More recently, several studies have adopted a procedure to measure spatial unmasking by the smallest spatial separation between the target and maskers instead of SRT change (Ahrens , 2020; Ozmeral and Higgins, 2022; Peng and Litovsky, 2022). The minimum angular separation (MAS) is a threshold that measures the smallest amount of auditory spatial cues necessary from the target-masker separation. In the procedures by Ahrens (2020) and Ozmeral and Higgins (2022), the fixed parameter was the target identification accuracy at 70% correct with a known change introduced to the SNR (e.g., reducing by 6 or 9 dB) between the two test conditions. In the procedure by Peng and Litovsky (2022), the fixed parameter was the SNR with a known change in target identification accuracy chosen at a 20% increase between conditions. Both procedures involve first measuring the listener's individual SRT when the target and maskers are co-located, then in the second step varying the angular separation adaptively to measure the MAS threshold.

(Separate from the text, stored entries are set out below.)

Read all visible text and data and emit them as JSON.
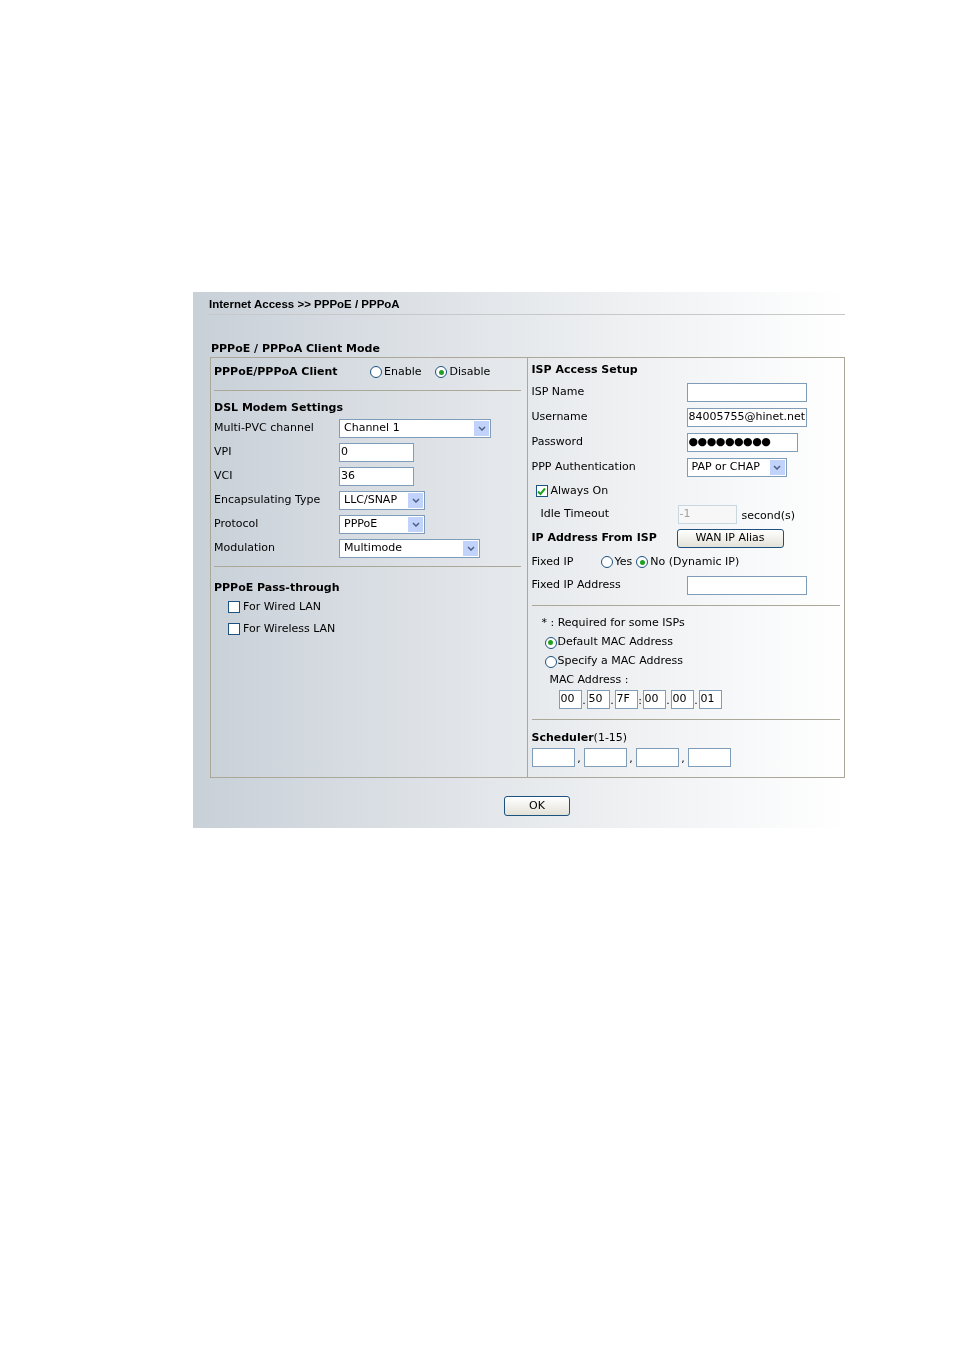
{
  "breadcrumb": "Internet Access >> PPPoE / PPPoA",
  "section_title": "PPPoE / PPPoA Client Mode",
  "client": {
    "label": "PPPoE/PPPoA Client",
    "options": [
      {
        "label": "Enable",
        "selected": false
      },
      {
        "label": "Disable",
        "selected": true
      }
    ]
  },
  "dsl": {
    "title": "DSL Modem Settings",
    "fields": [
      {
        "kind": "select",
        "label": "Multi-PVC channel",
        "value": "Channel 1"
      },
      {
        "kind": "text",
        "label": "VPI",
        "value": "0"
      },
      {
        "kind": "text",
        "label": "VCI",
        "value": "36"
      },
      {
        "kind": "select",
        "label": "Encapsulating Type",
        "value": "LLC/SNAP"
      },
      {
        "kind": "select",
        "label": "Protocol",
        "value": "PPPoE"
      },
      {
        "kind": "select",
        "label": "Modulation",
        "value": "Multimode"
      }
    ]
  },
  "pass_through": {
    "title": "PPPoE Pass-through",
    "options": [
      {
        "label": "For Wired LAN",
        "checked": false
      },
      {
        "label": "For Wireless LAN",
        "checked": false
      }
    ]
  },
  "isp": {
    "title": "ISP Access Setup",
    "fields": [
      {
        "kind": "text",
        "label": "ISP Name"
      },
      {
        "kind": "text",
        "label": "Username",
        "value": "84005755@hinet.net"
      },
      {
        "kind": "password",
        "label": "Password",
        "value": "●●●●●●●●●"
      },
      {
        "kind": "select",
        "label": "PPP Authentication",
        "value": "PAP or CHAP"
      }
    ]
  },
  "always_on": {
    "label": "Always On",
    "checked": true
  },
  "idle_timeout": {
    "label": "Idle Timeout",
    "value": "-1",
    "disabled": true,
    "unit": "second(s)"
  },
  "ip_from_isp": {
    "title": "IP Address From ISP",
    "button": "WAN IP Alias"
  },
  "fixed_ip": {
    "label": "Fixed IP",
    "options": [
      {
        "label": "Yes",
        "selected": false
      },
      {
        "label": "No (Dynamic IP)",
        "selected": true
      }
    ]
  },
  "fixed_ip_address": {
    "label": "Fixed IP Address"
  },
  "mac": {
    "note": "* : Required for some ISPs",
    "options": [
      {
        "label": "Default MAC Address",
        "selected": true
      },
      {
        "label": "Specify a MAC Address",
        "selected": false
      }
    ],
    "label": "MAC Address :",
    "octets": [
      "00",
      "50",
      "7F",
      "00",
      "00",
      "01"
    ],
    "separators": [
      ".",
      ".",
      ":",
      ".",
      "."
    ]
  },
  "scheduler": {
    "title": "Scheduler",
    "range": "(1-15)",
    "separators": [
      ",",
      ",",
      ","
    ]
  },
  "ok_button": "OK"
}
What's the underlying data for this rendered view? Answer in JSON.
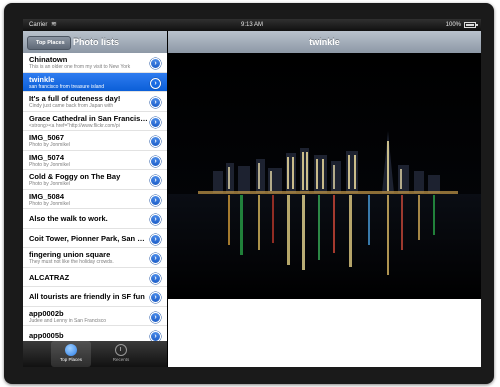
{
  "status_bar": {
    "carrier": "Carrier",
    "time": "9:13 AM",
    "battery": "100%"
  },
  "master": {
    "back_button": "Top Places",
    "title": "Photo lists"
  },
  "photos": [
    {
      "title": "Chinatown",
      "subtitle": "This is an older one from my visit to New York",
      "selected": false
    },
    {
      "title": "twinkle",
      "subtitle": "san francisco from treasure island",
      "selected": true
    },
    {
      "title": "It's a full of cuteness day!",
      "subtitle": "Cindy just came back from Japan with",
      "selected": false
    },
    {
      "title": "Grace Cathedral in San Francisco",
      "subtitle": "<strong><a href=\"http://www.flickr.com/pi",
      "selected": false
    },
    {
      "title": "IMG_5067",
      "subtitle": "Photo by Jonmikel",
      "selected": false
    },
    {
      "title": "IMG_5074",
      "subtitle": "Photo by Jonmikel",
      "selected": false
    },
    {
      "title": "Cold & Foggy on The Bay",
      "subtitle": "Photo by Jonmikel",
      "selected": false
    },
    {
      "title": "IMG_5084",
      "subtitle": "Photo by Jonmikel",
      "selected": false
    },
    {
      "title": "Also the walk to work.",
      "subtitle": "",
      "selected": false
    },
    {
      "title": "Coit Tower, Pionner Park, San Francisco",
      "subtitle": "",
      "selected": false
    },
    {
      "title": "fingering union square",
      "subtitle": "They must not like the holiday crowds.",
      "selected": false
    },
    {
      "title": "ALCATRAZ",
      "subtitle": "",
      "selected": false
    },
    {
      "title": "All tourists are friendly in SF fun",
      "subtitle": "",
      "selected": false
    },
    {
      "title": "app0002b",
      "subtitle": "Judee and Lenny in San Francisco",
      "selected": false
    },
    {
      "title": "app0005b",
      "subtitle": "",
      "selected": false
    }
  ],
  "tabs": [
    {
      "label": "Top Places",
      "icon": "top-places-icon",
      "active": true
    },
    {
      "label": "Recents",
      "icon": "clock-icon",
      "active": false
    }
  ],
  "detail": {
    "title": "twinkle"
  },
  "colors": {
    "nav_bar": "#9aa4b1",
    "selection": "#1565e0",
    "disclosure": "#2f72dc"
  }
}
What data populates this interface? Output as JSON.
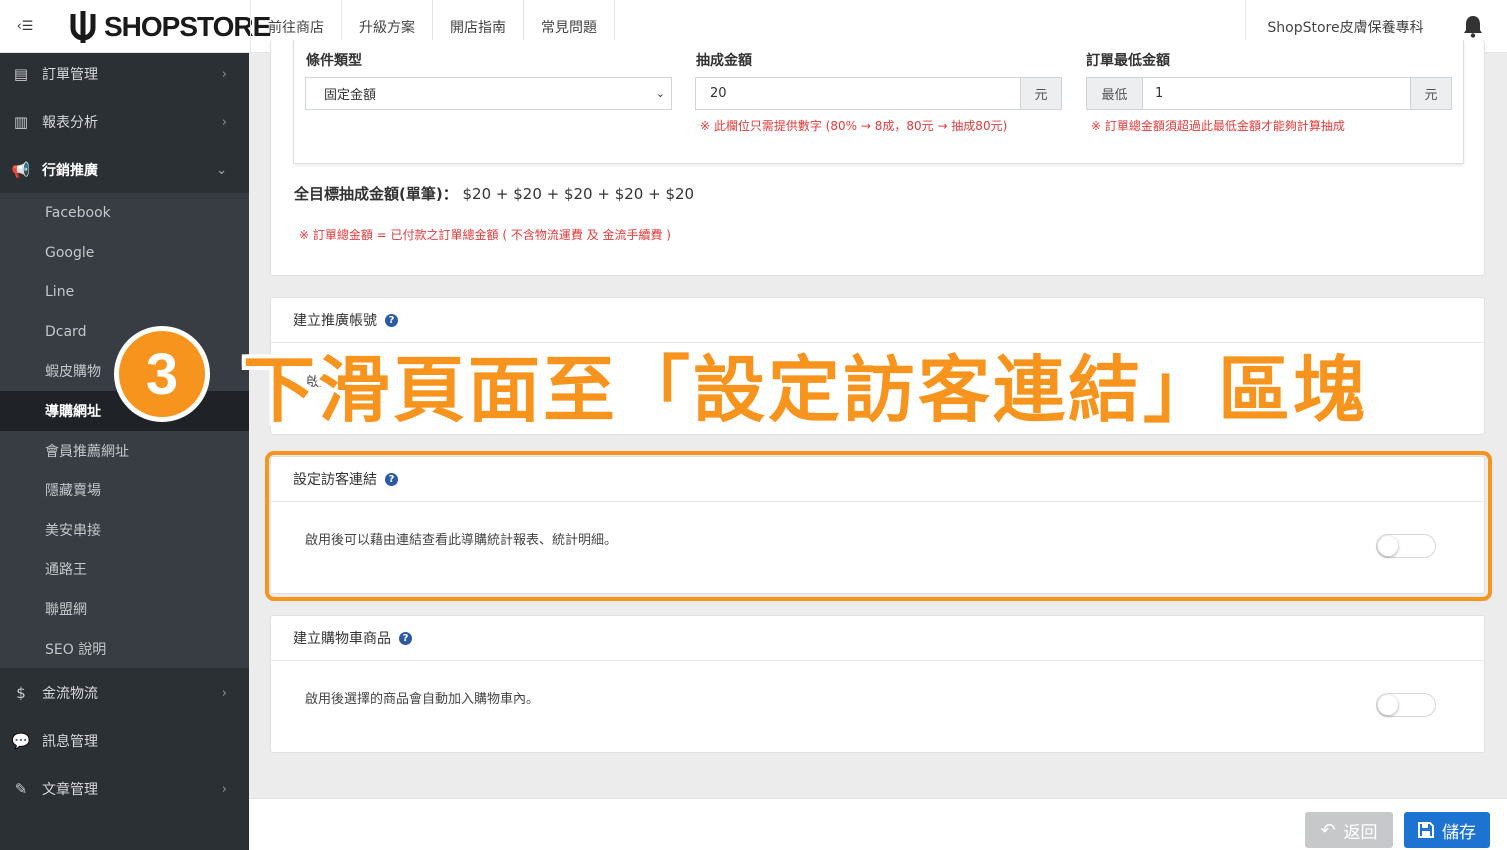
{
  "topbar": {
    "logo_text": "SHOPSTORE",
    "nav": [
      "前往商店",
      "升級方案",
      "開店指南",
      "常見問題"
    ],
    "shop_name": "ShopStore皮膚保養專科"
  },
  "sidebar": {
    "items": [
      {
        "label": "訂單管理",
        "icon": "clipboard-icon"
      },
      {
        "label": "報表分析",
        "icon": "bar-chart-icon"
      },
      {
        "label": "行銷推廣",
        "icon": "megaphone-icon"
      },
      {
        "label": "金流物流",
        "icon": "dollar-icon"
      },
      {
        "label": "訊息管理",
        "icon": "comments-icon"
      },
      {
        "label": "文章管理",
        "icon": "edit-icon"
      }
    ],
    "sub_items": [
      "Facebook",
      "Google",
      "Line",
      "Dcard",
      "蝦皮購物",
      "導購網址",
      "會員推薦網址",
      "隱藏賣場",
      "美安串接",
      "通路王",
      "聯盟網",
      "SEO 說明"
    ],
    "active_sub": "導購網址"
  },
  "commission": {
    "condition_label": "條件類型",
    "condition_value": "固定金額",
    "amount_label": "抽成金額",
    "amount_value": "20",
    "amount_unit": "元",
    "amount_note": "※ 此欄位只需提供數字 (80% → 8成，80元 → 抽成80元)",
    "min_label": "訂單最低金額",
    "min_prefix": "最低",
    "min_value": "1",
    "min_unit": "元",
    "min_note": "※ 訂單總金額須超過此最低金額才能夠計算抽成",
    "total_label": "全目標抽成金額(單筆)：",
    "total_value": "$20 + $20 + $20 + $20 + $20",
    "total_note": "※ 訂單總金額 = 已付款之訂單總金額 ( 不含物流運費 及 金流手續費 )"
  },
  "sections": {
    "promo_account": {
      "title": "建立推廣帳號",
      "desc_visible": "啟用",
      "desc_tail": "計"
    },
    "visitor_link": {
      "title": "設定訪客連結",
      "desc": "啟用後可以藉由連結查看此導購統計報表、統計明細。",
      "enabled": false
    },
    "cart_product": {
      "title": "建立購物車商品",
      "desc": "啟用後選擇的商品會自動加入購物車內。",
      "enabled": false
    }
  },
  "overlay": {
    "step_number": "3",
    "instruction": "下滑頁面至「設定訪客連結」區塊",
    "accent": "#f7941d"
  },
  "footer": {
    "back_label": "返回",
    "save_label": "儲存"
  }
}
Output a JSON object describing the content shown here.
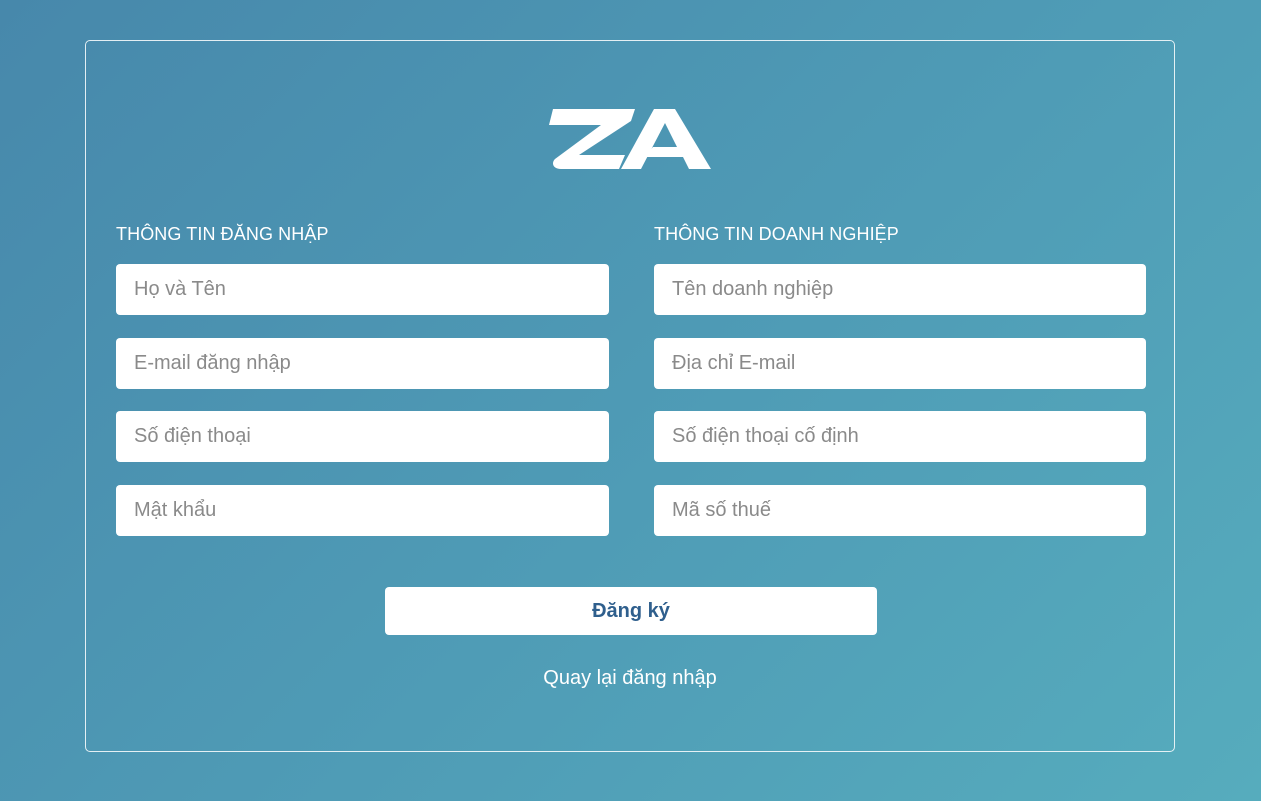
{
  "logo": {
    "text": "ZA",
    "color": "#ffffff"
  },
  "login_info": {
    "title": "THÔNG TIN ĐĂNG NHẬP",
    "fields": [
      {
        "placeholder": "Họ và Tên",
        "value": ""
      },
      {
        "placeholder": "E-mail đăng nhập",
        "value": ""
      },
      {
        "placeholder": "Số điện thoại",
        "value": ""
      },
      {
        "placeholder": "Mật khẩu",
        "value": ""
      }
    ]
  },
  "business_info": {
    "title": "THÔNG TIN DOANH NGHIỆP",
    "fields": [
      {
        "placeholder": "Tên doanh nghiệp",
        "value": ""
      },
      {
        "placeholder": "Địa chỉ E-mail",
        "value": ""
      },
      {
        "placeholder": "Số điện thoại cố định",
        "value": ""
      },
      {
        "placeholder": "Mã số thuế",
        "value": ""
      }
    ]
  },
  "actions": {
    "submit_label": "Đăng ký",
    "back_link": "Quay lại đăng nhập"
  },
  "colors": {
    "background_start": "#4788ab",
    "background_end": "#56acbd",
    "button_text": "#2f5f8d"
  }
}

There are two major benefits of measuring MAS with a fixed SNR across conditions. Listeners with typical hearing are generally sensitive to the spatial separation between the target and masker even though the separation is small (Srinivasan , 2016), suggesting access to auditory spatial cues varies at different SNRs. When the type of acoustic degradation (e.g., reverberation) may deteriorate both speech cues and spatial cues, an MAS measured with fixed SNR can better disentangle reverberation's unique impact on speech intelligibility vs spatial unmasking. The second benefit of fixing SNR at individual listeners' co-located SRT is the enhanced ability to compare MAS across listener groups who may use different listening strategies at varying SNRs. For instance, positive SNR is a strong perceptual cue for target identification (Swaminathan , 2015). Evaluating spatial unmasking across two conditions tested at SNRs above and below 0 dB may result in underestimating the unmasking benefit (Leibold , 2020; Peng , 2021). Moreover, children or individuals with hearing loss often require positive SNRs for speech-in-speech understanding with considerable individual differences, who may be unable to perform the task entirely after a fixed reduction of SNR. However, even children with bilateral cochlear implants can perform spatial unmasking using binaural or monaural auditory spatial cues at their individual SRTs (Peng and Litovsky, 2022).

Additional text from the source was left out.